Яков копает землю и рассказывает своей лопате. Меня он снова не видит.
«…вот. Бежать от басмачей не получилось, догнали. Ну и давай плеткой по мне. А потом взрыв помню, и всё. До сих пор не знаю, откуда взрыв был. А может, и не было взрыва, а просто в душе моей взорвалось. И ничего не помню.

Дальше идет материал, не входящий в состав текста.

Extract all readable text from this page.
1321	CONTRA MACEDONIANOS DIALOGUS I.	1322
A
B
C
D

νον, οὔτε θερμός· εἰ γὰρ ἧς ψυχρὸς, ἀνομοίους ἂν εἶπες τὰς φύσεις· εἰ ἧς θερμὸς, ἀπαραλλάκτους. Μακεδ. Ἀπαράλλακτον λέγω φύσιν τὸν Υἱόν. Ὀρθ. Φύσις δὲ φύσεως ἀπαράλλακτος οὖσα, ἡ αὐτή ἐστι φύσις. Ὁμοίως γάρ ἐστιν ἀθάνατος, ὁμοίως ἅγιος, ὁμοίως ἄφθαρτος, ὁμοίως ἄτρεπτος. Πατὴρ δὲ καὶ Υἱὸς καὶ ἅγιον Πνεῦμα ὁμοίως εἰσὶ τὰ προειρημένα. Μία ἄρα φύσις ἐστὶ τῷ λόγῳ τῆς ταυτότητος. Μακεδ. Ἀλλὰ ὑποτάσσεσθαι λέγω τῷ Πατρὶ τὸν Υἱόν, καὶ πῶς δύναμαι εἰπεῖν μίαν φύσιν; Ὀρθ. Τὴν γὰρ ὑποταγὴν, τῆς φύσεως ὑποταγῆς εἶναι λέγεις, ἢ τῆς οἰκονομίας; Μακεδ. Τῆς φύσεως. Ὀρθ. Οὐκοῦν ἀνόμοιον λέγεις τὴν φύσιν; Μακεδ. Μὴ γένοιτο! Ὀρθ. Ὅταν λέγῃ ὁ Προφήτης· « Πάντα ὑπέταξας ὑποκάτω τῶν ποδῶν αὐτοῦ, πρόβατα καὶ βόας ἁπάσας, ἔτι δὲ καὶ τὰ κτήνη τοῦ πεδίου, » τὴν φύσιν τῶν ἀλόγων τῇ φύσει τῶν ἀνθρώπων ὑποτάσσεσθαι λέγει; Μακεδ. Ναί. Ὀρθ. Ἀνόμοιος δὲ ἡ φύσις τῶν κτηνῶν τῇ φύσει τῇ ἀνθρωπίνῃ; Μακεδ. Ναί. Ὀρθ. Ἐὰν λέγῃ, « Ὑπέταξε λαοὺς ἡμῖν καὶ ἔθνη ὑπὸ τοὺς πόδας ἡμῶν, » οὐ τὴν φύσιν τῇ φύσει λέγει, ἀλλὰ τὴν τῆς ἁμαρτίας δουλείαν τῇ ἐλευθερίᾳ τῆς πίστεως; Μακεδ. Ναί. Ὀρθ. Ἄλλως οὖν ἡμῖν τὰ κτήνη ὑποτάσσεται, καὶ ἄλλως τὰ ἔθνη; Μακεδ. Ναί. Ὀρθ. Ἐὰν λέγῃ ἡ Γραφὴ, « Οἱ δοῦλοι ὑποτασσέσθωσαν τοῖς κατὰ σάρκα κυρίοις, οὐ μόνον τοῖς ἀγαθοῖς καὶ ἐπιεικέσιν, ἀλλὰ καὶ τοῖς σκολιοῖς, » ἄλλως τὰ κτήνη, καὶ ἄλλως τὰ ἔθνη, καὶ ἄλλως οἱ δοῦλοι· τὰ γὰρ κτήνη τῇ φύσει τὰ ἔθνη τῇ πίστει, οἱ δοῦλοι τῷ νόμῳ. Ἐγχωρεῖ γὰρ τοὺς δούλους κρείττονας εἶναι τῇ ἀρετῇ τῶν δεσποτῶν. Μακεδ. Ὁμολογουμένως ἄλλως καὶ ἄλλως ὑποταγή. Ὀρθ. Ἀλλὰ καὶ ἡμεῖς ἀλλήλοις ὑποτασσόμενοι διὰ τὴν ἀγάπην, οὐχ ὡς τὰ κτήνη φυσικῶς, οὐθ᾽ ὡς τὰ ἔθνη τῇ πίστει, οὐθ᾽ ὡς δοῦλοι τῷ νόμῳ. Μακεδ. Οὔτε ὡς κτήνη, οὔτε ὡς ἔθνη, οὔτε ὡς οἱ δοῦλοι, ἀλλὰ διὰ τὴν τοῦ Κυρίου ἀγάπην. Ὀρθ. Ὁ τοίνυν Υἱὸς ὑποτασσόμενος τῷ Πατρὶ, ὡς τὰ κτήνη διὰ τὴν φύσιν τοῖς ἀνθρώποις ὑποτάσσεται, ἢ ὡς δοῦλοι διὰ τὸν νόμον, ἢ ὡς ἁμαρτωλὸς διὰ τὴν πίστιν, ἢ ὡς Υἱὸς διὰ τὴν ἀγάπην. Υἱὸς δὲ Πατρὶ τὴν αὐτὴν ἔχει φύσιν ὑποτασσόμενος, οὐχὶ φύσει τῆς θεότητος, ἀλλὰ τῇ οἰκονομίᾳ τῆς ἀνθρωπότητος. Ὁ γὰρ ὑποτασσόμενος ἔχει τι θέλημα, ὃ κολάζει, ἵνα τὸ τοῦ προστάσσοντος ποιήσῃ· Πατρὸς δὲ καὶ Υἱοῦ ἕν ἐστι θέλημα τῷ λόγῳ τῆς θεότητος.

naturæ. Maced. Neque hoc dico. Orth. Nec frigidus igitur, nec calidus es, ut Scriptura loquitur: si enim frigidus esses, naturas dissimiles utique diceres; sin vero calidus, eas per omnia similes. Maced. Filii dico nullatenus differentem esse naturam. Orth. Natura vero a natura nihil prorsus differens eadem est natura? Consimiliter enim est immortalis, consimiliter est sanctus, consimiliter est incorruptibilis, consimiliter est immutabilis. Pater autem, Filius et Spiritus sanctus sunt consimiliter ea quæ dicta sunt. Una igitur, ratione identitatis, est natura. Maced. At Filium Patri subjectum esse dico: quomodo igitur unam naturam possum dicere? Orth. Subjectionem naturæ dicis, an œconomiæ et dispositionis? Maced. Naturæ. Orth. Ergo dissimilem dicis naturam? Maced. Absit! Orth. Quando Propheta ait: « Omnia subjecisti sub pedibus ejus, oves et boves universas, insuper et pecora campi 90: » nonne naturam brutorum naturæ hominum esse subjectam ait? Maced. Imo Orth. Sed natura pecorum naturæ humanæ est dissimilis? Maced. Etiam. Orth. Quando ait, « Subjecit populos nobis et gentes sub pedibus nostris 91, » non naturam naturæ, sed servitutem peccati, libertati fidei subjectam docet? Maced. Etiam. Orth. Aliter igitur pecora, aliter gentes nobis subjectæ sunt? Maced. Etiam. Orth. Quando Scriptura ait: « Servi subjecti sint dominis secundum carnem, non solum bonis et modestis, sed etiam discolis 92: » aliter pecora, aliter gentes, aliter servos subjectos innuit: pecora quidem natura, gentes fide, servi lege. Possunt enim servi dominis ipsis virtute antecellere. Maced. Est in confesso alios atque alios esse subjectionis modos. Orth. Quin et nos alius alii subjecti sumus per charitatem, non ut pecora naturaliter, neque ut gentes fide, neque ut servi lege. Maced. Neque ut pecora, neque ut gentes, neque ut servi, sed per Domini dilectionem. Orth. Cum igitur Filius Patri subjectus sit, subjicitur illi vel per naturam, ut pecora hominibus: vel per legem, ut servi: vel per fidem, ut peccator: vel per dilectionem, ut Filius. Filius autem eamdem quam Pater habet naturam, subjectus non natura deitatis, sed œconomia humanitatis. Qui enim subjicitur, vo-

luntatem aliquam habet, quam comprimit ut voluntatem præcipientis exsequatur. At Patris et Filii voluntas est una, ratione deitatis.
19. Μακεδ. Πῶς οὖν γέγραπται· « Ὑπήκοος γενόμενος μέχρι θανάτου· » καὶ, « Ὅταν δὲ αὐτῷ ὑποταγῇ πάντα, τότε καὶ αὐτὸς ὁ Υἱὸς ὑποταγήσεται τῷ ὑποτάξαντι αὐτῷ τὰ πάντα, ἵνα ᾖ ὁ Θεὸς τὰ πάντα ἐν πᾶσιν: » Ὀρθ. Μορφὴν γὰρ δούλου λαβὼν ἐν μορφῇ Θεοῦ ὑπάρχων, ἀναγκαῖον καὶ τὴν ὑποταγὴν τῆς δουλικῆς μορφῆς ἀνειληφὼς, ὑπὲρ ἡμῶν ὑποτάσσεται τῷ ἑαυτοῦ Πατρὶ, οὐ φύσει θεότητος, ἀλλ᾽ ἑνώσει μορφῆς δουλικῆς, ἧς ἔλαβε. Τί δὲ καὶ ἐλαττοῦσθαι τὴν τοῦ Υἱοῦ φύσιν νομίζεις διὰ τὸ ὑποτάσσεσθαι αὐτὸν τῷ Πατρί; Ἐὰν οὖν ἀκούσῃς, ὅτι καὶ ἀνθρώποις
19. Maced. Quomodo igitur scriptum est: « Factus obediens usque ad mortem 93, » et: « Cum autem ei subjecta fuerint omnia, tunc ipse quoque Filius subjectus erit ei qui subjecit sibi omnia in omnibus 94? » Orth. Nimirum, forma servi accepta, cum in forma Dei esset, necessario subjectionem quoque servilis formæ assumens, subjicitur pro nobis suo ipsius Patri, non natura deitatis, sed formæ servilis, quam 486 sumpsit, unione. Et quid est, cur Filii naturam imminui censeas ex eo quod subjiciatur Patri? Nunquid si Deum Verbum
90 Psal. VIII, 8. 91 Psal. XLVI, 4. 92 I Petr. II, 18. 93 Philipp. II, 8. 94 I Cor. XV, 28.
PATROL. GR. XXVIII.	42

Открываю глаза, а тут они сидят, с бородами. Все в черном, их родной цвет. Лечили меня, они ж все врачи. Я давно их нацию раскусил. Даже если кто из них инженером притворится или музыкантом, вот, даю руку на отсечение, врач, обязательно врач! О болезнях любит говорить и советы придумывать: покажите горло и остальное. Медицинский народ, и ум у него фельдшерский, точно говорю. За это я их веру тогда и принял, хотя ничего уже не понимал, каша у меня в голове из всех вер была. Но они меня тогда спасли, когда я между жизнью и смертью, как дерьмо в проруби, болтался. Говорю, спасибо вам, отцы. А они, евреи эти, говорят: тебе, пан, спасибо, ты у нас вестником был, мы через тебя херувимов слушали. Такие, ей-богу, смешные верующие. А кругом, смотрю, пустыня, жара, а они в своих черных пальто, и шляпы такие, чтобы человек на гриб был похож. А они говорят: мы сами из города Витебску, а сейчас в Ташкент по пустыне идем и на поезд садиться не спешим. Отчего, спрашиваю, не хотите поезда? Оттого, говорят, что в Писании ничего про поезд не сказано, а про что в Писании не сказано, то на самом деле туман. А сами меня на носилках тащат, вот какие люди. И ведь непонятно для чего. Ни денег у меня, ни силы. Ноги не ходили, руки не поднимались, только языком с ними все болтал. Так потихоньку в их веру и перебрался, из любопытства, ну и благодарность тоже. Вылечили они меня все-таки, шляпы-грибы. А когда молился с ними, все хотел или „бисмиллу“ сказать, или перекреститься. Только когда в Ташкент пришел, дня через два, как с родней навидался, в церковь пошел, на исповедь, покаяться, в каких верах побывал. Только как дошел, смотрю, а церковь разбирают и листы кровельные с куполов тащат. Давай, кричат, Яшка, помогай народному делу. Я тырк-пырк и стал помогать. Тащу эти листы, а сам думаю: к какой же это я вере теперь с этими листами кровельными? Определиться бы. Только потом, когда меня по комсомольской линии двигать стали, прошли эти сомнения, как рукой сняло. А одного из богомолов этих, которые меня на носилках несли, я потом видел в самой обычной одежде. Зашли с ним на Воскресенский, выпили утешительницы. Да, говорит он, так вот нас жизнь и переделывает. Стал, говорит, я зубным врачом, а с Богом только по ночам под одеялом разговариваю. Вот-вот, говорю ему, помнишь, ты даже на поезд боялся сесть, а теперь — на современной бормашине… Попрощались мы и так больше не виделись».